Crossing guard and lunchroom monitor Carmenita Shine helps pack bagged lunches at Burdell-Hunt Magnet Elementary School. (Jeremy Timmerman, Bibb County Schools)

“We give them a slew of bus locations based on where they live, and communicate to them a range of times in which that bus will arrive at their location,” he said.  

Simmons says he is actually humbled by the behind the scenes work shared by his staff. He says the nutrition and transportation departments are operating as one. Employees are doing everything necessary

from prepping meals to driving buses. His staff makes sure to identify students needing meals, and even create new bus routes for meal deliveries when necessary.

“We have to do it in a manner in which we can provide as little disruption to the instruction mode as possible, but also recognizing a hungry child is just not going to be in the best position to learn,” Simmons said.

Statistics show Bibb County children do not rank well among other communities as it relates to food security.

George McCanless, chief executive officer of the United Way of Central Georgia, said Urban.org puts 23% of the people in Bibb County as food insecure, which is almost double the national average, and 27% of the children in Bibb are food insecure, which is above the national and state averages.
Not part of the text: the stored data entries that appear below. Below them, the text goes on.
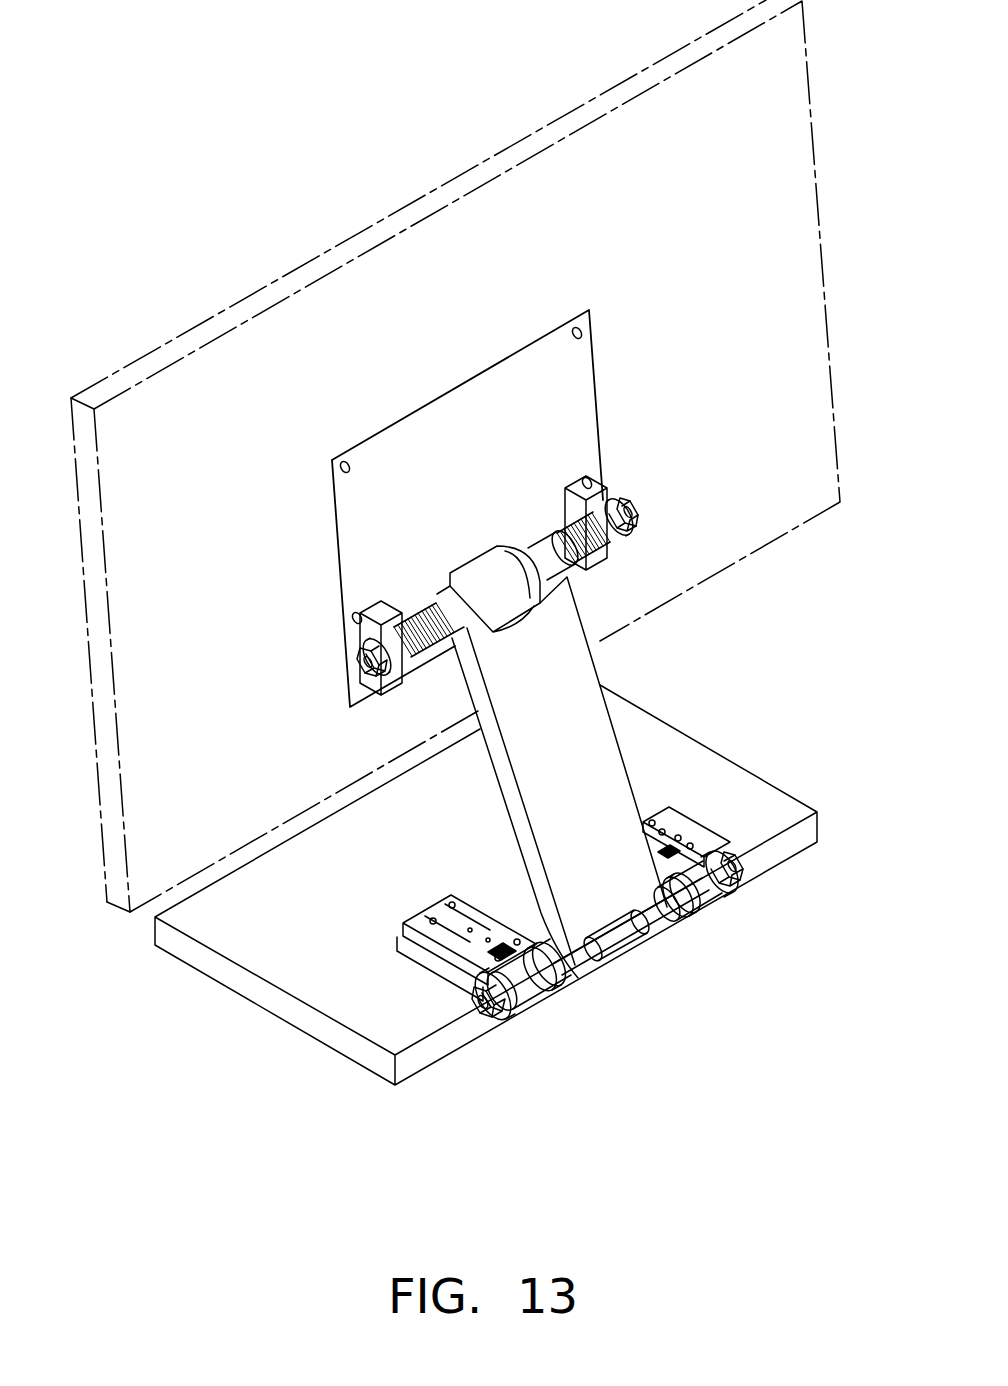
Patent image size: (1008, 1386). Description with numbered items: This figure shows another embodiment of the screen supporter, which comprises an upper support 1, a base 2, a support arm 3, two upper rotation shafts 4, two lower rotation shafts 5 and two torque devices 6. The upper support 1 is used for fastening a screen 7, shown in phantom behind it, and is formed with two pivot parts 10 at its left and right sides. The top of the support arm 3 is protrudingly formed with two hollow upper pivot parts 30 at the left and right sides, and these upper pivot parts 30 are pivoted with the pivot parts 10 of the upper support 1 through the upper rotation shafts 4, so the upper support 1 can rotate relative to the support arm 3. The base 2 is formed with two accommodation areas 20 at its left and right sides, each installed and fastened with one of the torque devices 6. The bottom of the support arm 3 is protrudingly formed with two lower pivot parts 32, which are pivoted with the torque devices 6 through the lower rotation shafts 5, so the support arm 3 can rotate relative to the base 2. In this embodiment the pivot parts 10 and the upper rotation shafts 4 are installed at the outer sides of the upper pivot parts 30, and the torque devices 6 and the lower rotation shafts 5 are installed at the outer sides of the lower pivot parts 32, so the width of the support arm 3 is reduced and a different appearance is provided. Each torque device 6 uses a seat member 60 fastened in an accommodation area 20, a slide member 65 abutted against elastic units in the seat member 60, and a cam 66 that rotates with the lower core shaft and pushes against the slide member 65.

The upper support 1 is at (462, 415).
The base 2 is at (290, 967).
The support arm 3 is at (580, 680).
The upper rotation shaft 4 is at (645, 512).
The lower rotation shaft 5 is at (755, 862).
The torque device 6 is at (660, 833).
The screen 7 is at (390, 232).
The pivot part 10 is at (583, 508).
The accommodation area 20 is at (420, 947).
The upper pivot part 30 is at (538, 548).
The lower pivot part 32 is at (667, 920).
The seat member 60 is at (440, 917).
The slide member 65 is at (687, 860).
The cam 66 is at (707, 887).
McCanless says a bad situation would becomes critical if children were to lose the breakfasts and lunches traditionally received while in school. 

“We’re all getting used to living and working, and surviving in this new COVID driven environment. I applaud the school system for figuring out a way, even though they had to do virtual schools, to make sure that didn’t mean that children were going to lose access to the food,” he said.

Nutrition assistant Alicia Jackson packs a cooler of lunches at Burdell-Hunt Magnet Elementary School. (Jeremy Timmerman, Bibb County Schools)

According to Keith Simmons the number of students participating in the Seamless Summer Option varies daily. He calculates about 20 out of the district’s 33 schools are participating, and there are more than 100 buses on normal busy routes.